The system described does not seem to be something that would be portable at all. Yes, theory says that it would work, but it would certainly not be easy to build or to use. My guess is that the Russian military system used a different arrangement, probably quite a bit more costly.I still have not seen the answer to the question of whether there are large patches of ground with voltages above or below that or the rest of the earth.
Often DC voltages are remotely sensed by capacitive coupling. The thing to be measured can be considered to be one plate of a capacitor, which in your case is grounded (because it is in the ground) a second plate is set up, in this example, 50 meters away. A grounded chopper wheel, more commonly referred to as a field mill is placed between the voltage to be measured and the remote sensing plate. The filed mill serves to modulate the DC electric field so it can be observed by capacitive coupling.
A back-of the envelope calculation was made. If using a 1 square meter sensor with a rotating grounded disk that has a 1 square meter opening that will allow either the entire 1 square meter to be exposed or when rotated another 180° shields the entire 1 square meter plate, with the field mill rotating at 100 revolutions per minute, looking at a large area 10 microvolt charge 50 meters away will present almost square wave with an amplitude of about 350 E-18 amps (350 atto amps). That is not much current.

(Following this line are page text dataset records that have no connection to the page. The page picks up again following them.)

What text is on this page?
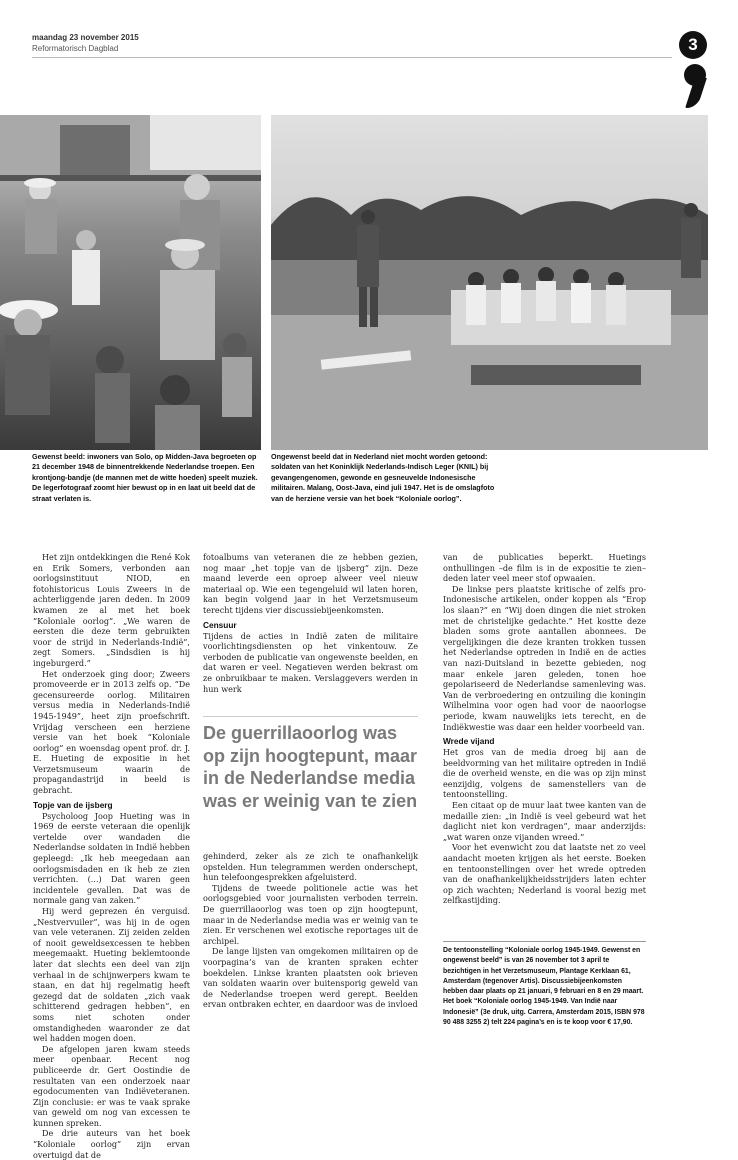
maandag 23 november 2015
Reformatorisch Dagblad	3
Gewenst beeld: inwoners van Solo, op Midden-Java begroeten op 21 december 1948 de binnentrekkende Nederlandse troepen. Een krontjong-bandje (de mannen met de witte hoeden) speelt muziek. De legerfotograaf zoomt hier bewust op in en laat uit beeld dat de straat verlaten is.
Ongewenst beeld dat in Nederland niet mocht worden getoond: soldaten van het Koninklijk Nederlands-Indisch Leger (KNIL) bij gevangengenomen, gewonde en gesneuvelde Indonesische militairen. Malang, Oost-Java, eind juli 1947. Het is de omslagfoto van de herziene versie van het boek “Koloniale oorlog”.

Het zijn ontdekkingen die René Kok en Erik Somers, verbonden aan oorlogsinstituut NIOD, en fotohistoricus Louis Zweers in de achterliggende jaren deden. In 2009 kwamen ze al met het boek “Koloniale oorlog”. „We waren de eersten die deze term gebruikten voor de strijd in Nederlands-Indië”, zegt Somers. „Sindsdien is hij ingeburgerd.”

Het onderzoek ging door; Zweers promoveerde er in 2013 zelfs op. “De gecensureerde oorlog. Militairen versus media in Nederlands-Indië 1945-1949”, heet zijn proefschrift. Vrijdag verscheen een herziene versie van het boek “Koloniale oorlog” en woensdag opent prof. dr. J. E. Hueting de expositie in het Verzetsmuseum waarin de propagandastrijd in beeld is gebracht.

Topje van de ijsberg

Psycholoog Joop Hueting was in 1969 de eerste veteraan die openlijk vertelde over wandaden die Nederlandse soldaten in Indië hebben gepleegd: „Ik heb meegedaan aan oorlogsmisdaden en ik heb ze zien verrichten. (...) Dat waren geen incidentele gevallen. Dat was de normale gang van zaken.”

Hij werd geprezen én verguisd. „Nestvervuiler”, was hij in de ogen van vele veteranen. Zij zeiden zelden of nooit geweldsexcessen te hebben meegemaakt. Hueting beklemtoonde later dat slechts een deel van zijn verhaal in de schijnwerpers kwam te staan, en dat hij regelmatig heeft gezegd dat de soldaten „zich vaak schitterend gedragen hebben”, en soms niet schoten onder omstandigheden waaronder ze dat wel hadden mogen doen.

De afgelopen jaren kwam steeds meer openbaar. Recent nog publiceerde dr. Gert Oostindie de resultaten van een onderzoek naar egodocumenten van Indiëveteranen. Zijn conclusie: er was te vaak sprake van geweld om nog van excessen te kunnen spreken.

De drie auteurs van het boek “Koloniale oorlog” zijn ervan overtuigd dat de

fotoalbums van veteranen die ze hebben gezien, nog maar „het topje van de ijsberg” zijn. Deze maand leverde een oproep alweer veel nieuw materiaal op. Wie een tegengeluid wil laten horen, kan begin volgend jaar in het Verzetsmuseum terecht tijdens vier discussiebijeenkomsten.

Censuur

Tijdens de acties in Indië zaten de militaire voorlichtingsdiensten op het vinkentouw. Ze verboden de publicatie van ongewenste beelden, en dat waren er veel. Negatieven werden bekrast om ze onbruikbaar te maken. Verslaggevers werden in hun werk

De guerrillaoorlog was op zijn hoogtepunt, maar in de Nederlandse media was er weinig van te zien

gehinderd, zeker als ze zich te onafhankelijk opstelden. Hun telegrammen werden onderschept, hun telefoongesprekken afgeluisterd.

Tijdens de tweede politionele actie was het oorlogsgebied voor journalisten verboden terrein. De guerrillaoorlog was toen op zijn hoogtepunt, maar in de Nederlandse media was er weinig van te zien. Er verschenen wel exotische reportages uit de archipel.

De lange lijsten van omgekomen militairen op de voorpagina’s van de kranten spraken echter boekdelen. Linkse kranten plaatsten ook brieven van soldaten waarin over buitensporig geweld van de Nederlandse troepen werd gerept. Beelden ervan ontbraken echter, en daardoor was de invloed

van de publicaties beperkt. Huetings onthullingen –de film is in de expositie te zien– deden later veel meer stof opwaaien.

De linkse pers plaatste kritische of zelfs pro-Indonesische artikelen, onder koppen als “Erop los slaan?” en “Wij doen dingen die niet stroken met de christelijke gedachte.” Het kostte deze bladen soms grote aantallen abonnees. De vergelijkingen die deze kranten trokken tussen het Nederlandse optreden in Indië en de acties van nazi-Duitsland in bezette gebieden, nog maar enkele jaren geleden, tonen hoe gepolariseerd de Nederlandse samenleving was. Van de verbroedering en ontzuiling die koningin Wilhelmina voor ogen had voor de naoorlogse periode, kwam nauwelijks iets terecht, en de Indiëkwestie was daar een helder voorbeeld van.

Wrede vijand

Het gros van de media droeg bij aan de beeldvorming van het militaire optreden in Indië die de overheid wenste, en die was op zijn minst eenzijdig, volgens de samenstellers van de tentoonstelling.

Een citaat op de muur laat twee kanten van de medaille zien: „in Indië is veel gebeurd wat het daglicht niet kon verdragen”, maar anderzijds: „wat waren onze vijanden wreed.”

Voor het evenwicht zou dat laatste net zo veel aandacht moeten krijgen als het eerste. Boeken en tentoonstellingen over het wrede optreden van de onafhankelijkheidsstrijders laten echter op zich wachten; Nederland is vooral bezig met zelfkastijding.

De tentoonstelling “Koloniale oorlog 1945-1949. Gewenst en ongewenst beeld” is van 26 november tot 3 april te bezichtigen in het Verzetsmuseum, Plantage Kerklaan 61, Amsterdam (tegenover Artis). Discussiebijeenkomsten hebben daar plaats op 21 januari, 9 februari en 8 en 29 maart. Het boek “Koloniale oorlog 1945-1949. Van Indië naar Indonesië” (3e druk, uitg. Carrera, Amsterdam 2015, ISBN 978 90 488 3255 2) telt 224 pagina’s en is te koop voor € 17,90.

Although sophisticated processing techniques such as lock-in amplification are available, it is unlikely that the 350 atto amp signal can be successfully amplified to the point that it can be measured, or even detected.
Another problem is that if the sensor plate moves with respect to the ambient electric field it will throw off the reading. I remember walking one night in an open filed with an AC electric field meter with the sensor plate pointed skyward and seeing hundreds of volts RMS being displayed just by the meter's motion through the ambient electric field.
If you take this issue to CERN you might find hope, but this kind of sensitivity in a home-made instrument would be very difficult it even possible.